I’m reviewing sample spaces and I’m unsure how to define them when I only care about a summary of the experiment.
Example: toss a fair coin three times. I only care about the number of heads, so I set the sample space to S = {0,1,2,3}. Then I figured each outcome should be equally likely (1/4 each), so P(at least one head) = 3/4. But the solution I saw lists all 8 sequences (HHH, HHT, …, TTT) and gets a different result.
Why is my sample space not valid? If I’m only observing the number of heads, shouldn’t those four values be the elementary outcomes, and equally likely? Does a sample space have to have equally likely outcomes to be “correct”? Or must it always include the most detailed outcomes even if I don’t observe them?

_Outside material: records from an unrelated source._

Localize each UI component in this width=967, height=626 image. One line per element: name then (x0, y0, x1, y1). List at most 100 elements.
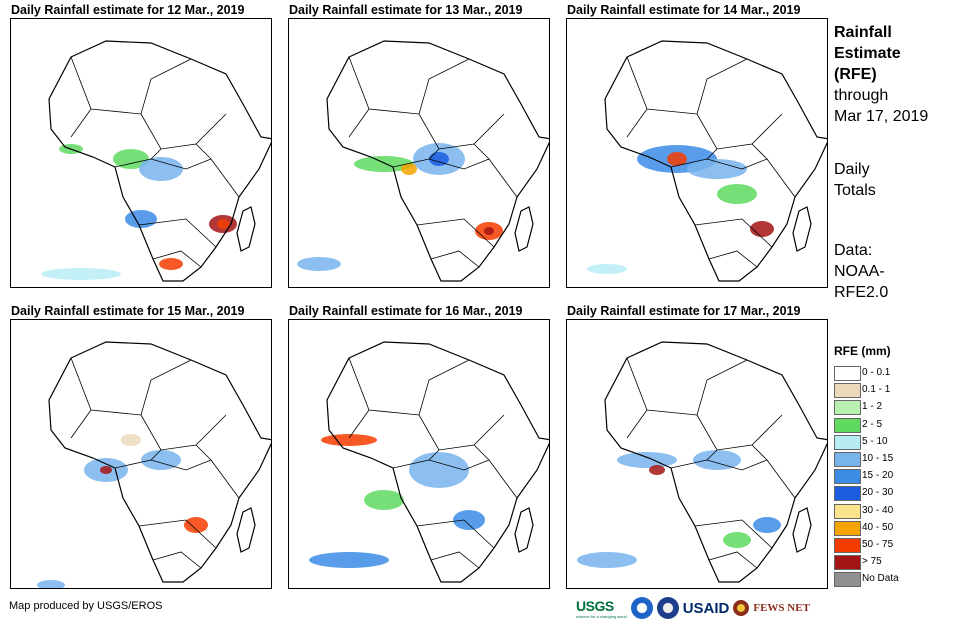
country-border (428, 444, 490, 461)
daily-line: Daily (834, 161, 870, 178)
through-line: through (834, 87, 889, 104)
legend-swatch (834, 366, 861, 381)
legend-label: 15 - 20 (862, 470, 894, 482)
country-border (428, 143, 490, 160)
fews-net-logo: FEWS NET (753, 602, 810, 614)
legend-item: 2 - 5 (834, 417, 954, 433)
legend-label: 30 - 40 (862, 504, 894, 516)
legend-item: 50 - 75 (834, 538, 954, 553)
africa-map-graphic (587, 40, 827, 282)
rainfall-map (10, 18, 272, 288)
rainfall-area (587, 264, 627, 274)
legend-label: 10 - 15 (862, 453, 894, 464)
panel-title: Daily Rainfall estimate for 13 Mar., 201… (289, 3, 523, 17)
rainfall-area (354, 156, 414, 172)
rainfall-area (667, 152, 687, 166)
country-border (138, 218, 217, 248)
legend-item: No Data (834, 572, 954, 588)
legend-item: 30 - 40 (834, 503, 954, 519)
country-border (152, 551, 202, 569)
legend-item: > 75 (834, 555, 954, 571)
legend-swatch (834, 486, 861, 502)
panel-title: Daily Rainfall estimate for 17 Mar., 201… (567, 304, 801, 318)
country-border (706, 444, 768, 461)
coastline (236, 507, 256, 553)
legend-swatch (834, 538, 861, 553)
africa-map-graphic (41, 40, 271, 282)
coastline (326, 40, 549, 282)
country-border (70, 108, 227, 150)
coastline (514, 206, 534, 252)
daily-line: Totals (834, 182, 876, 199)
rainfall-area (141, 450, 181, 470)
rainfall-area (113, 149, 149, 169)
coastline (326, 341, 549, 583)
rainfall-map (288, 18, 550, 288)
rainfall-area (364, 490, 404, 510)
legend-swatch (834, 434, 861, 450)
rainfall-area (309, 552, 389, 568)
country-border (706, 143, 768, 160)
legend-swatch (834, 469, 861, 485)
panel-title: Daily Rainfall estimate for 15 Mar., 201… (11, 304, 245, 318)
logos: USGS science for a changing world USAID … (576, 594, 810, 622)
country-border (708, 250, 758, 268)
country-border (626, 108, 783, 150)
rainfall-area (750, 221, 774, 237)
rainfall-area (484, 227, 494, 235)
country-border (670, 459, 796, 499)
country-border (114, 459, 240, 499)
country-border (348, 108, 505, 150)
rainfall-area (617, 452, 677, 468)
rainfall-area (184, 517, 208, 533)
daily-totals: Daily Totals (834, 159, 876, 201)
data-line: RFE2.0 (834, 284, 889, 301)
rainfall-area (409, 452, 469, 488)
rainfall-area (100, 466, 112, 474)
country-border (70, 56, 192, 115)
rainfall-map (566, 319, 828, 589)
legend-label: 50 - 75 (862, 539, 894, 550)
legend-label: 0.1 - 1 (862, 384, 891, 396)
noaa-logo-icon (630, 597, 653, 619)
country-border (626, 409, 783, 451)
rainfall-area (453, 510, 485, 530)
country-border (70, 409, 227, 451)
legend-swatch (834, 555, 861, 571)
product-title-line: Rainfall (834, 24, 892, 41)
product-title: Rainfall Estimate (RFE) (834, 22, 901, 85)
legend-swatch (834, 400, 861, 416)
country-border (416, 519, 495, 549)
rainfall-area (717, 184, 757, 204)
data-source: Data: NOAA- RFE2.0 (834, 240, 888, 303)
africa-map-graphic (297, 40, 549, 282)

I tried drawing a tree diagram and grouping sequences by the same number of heads, but then the groups are different sizes, which seems to break the 1/4 idea. Not sure if that’s the right way to think about it. I also tried the same approach with the sum of two dice (sample space {2,…,12}) and ran into the same issue, so I’m probably missing a principle.
Any help appreciated!
















3 Responses
Great question! Your sample space {0,1,2,3} is absolutely valid if you only care about the number of heads-but the trap is assuming those four outcomes are equally likely. The underlying eight sequences (HHH, HHT, …, TTT) are equally likely, and when you “compress” them to the number of heads, the groups have sizes 1, 3, 3, 1, so the probabilities should be 1/8, 3/8, 3/8, 1/8 for 0,1,2,3 heads respectively. That’s why P(at least one head) = 1 − P(0 heads) = 1 − 1/8 = 7/8, not 3/4. In fancy-but-helpful terms, you can think of the number of heads N as a function from the detailed space to {0,1,2,3}; it “pushes forward” the uniform measure to the binomial distribution P(N=k) = C(3,k)/2^3. So no, a sample space does not have to have equally likely outcomes to be correct, and it doesn’t have to include the most detailed outcomes either-you just need to assign the right probabilities on whatever space you choose. Your tree diagram instinct was spot on: the unequal group sizes are exactly why the probabilities aren’t uniform. Same story with sums of two dice: the state space {2,…,12} is fine, but the probabilities follow 1,2,3,4,5,6,5,4,3,2,1 out of 36, not 1/11 each. I might be over-nerding it a bit, but the key principle is: compress if you like, just carry along the correct weights from the finer description.
You’re totally allowed to use S = {0,1,2,3} as the sample space if you only record the number of heads; the catch is that those four outcomes aren’t equally likely. What you’ve really done is “merge” the 8 equally likely sequences into 4 buckets: 0 comes from {TTT} (1 way), 1 from {HTT, THT, TTH} (3 ways), 2 from {HHT, HTH, THH} (3 ways), and 3 from {HHH} (1 way). So the correct probabilities on {0,1,2,3} are P(0)=1/8, P(1)=3/8, P(2)=3/8, P(3)=1/8, and then P(at least one head)=1−P(0)=7/8. A sample space doesn’t have to have equally likely outcomes to be “correct,” and it doesn’t have to list the most detailed outcomes either; you just need mutually exclusive, exhaustive outcomes with the right probabilities. In math-speak, you can think of “number of heads” as a random variable on the detailed space, and when you switch to its values {0,1,2,3}, the probabilities come along by summing over the sequences that map there (the binomial counts C(3,k)). Your tree diagram instinct was spot on: the groups are different sizes, which is exactly why the probabilities on {0,1,2,3} aren’t 1/4 each. Same story for the sum of two dice: {2,…,12} is a fine sample space, but the probabilities are uneven (1,2,3,4,5,6,5,4,3,2,1 over 36). Tiny analogy: it’s like scooping a handful of mixed candy and then only caring about the color-if there are more red pieces in the bag, “red” won’t be a 1/4 chance just because there are four colors; it depends on how many actual candies got lumped into that color.
It’s totally fine to use S = {0,1,2,3}; just remember “number of heads” is a summary that many different flip-sequences can lead to-like several roads to the same cafe-so those four values aren’t equally likely, and their probabilities must be inherited from the 8 equally likely sequences. Worked example: 0 heads (TTT) = 1/8, 1 head (HTT,THT,TTH) = 3/8, 2 heads (HHT,HTH,THH) = 3/8, 3 heads (HHH) = 1/8, so P(at least one head) = 7/8.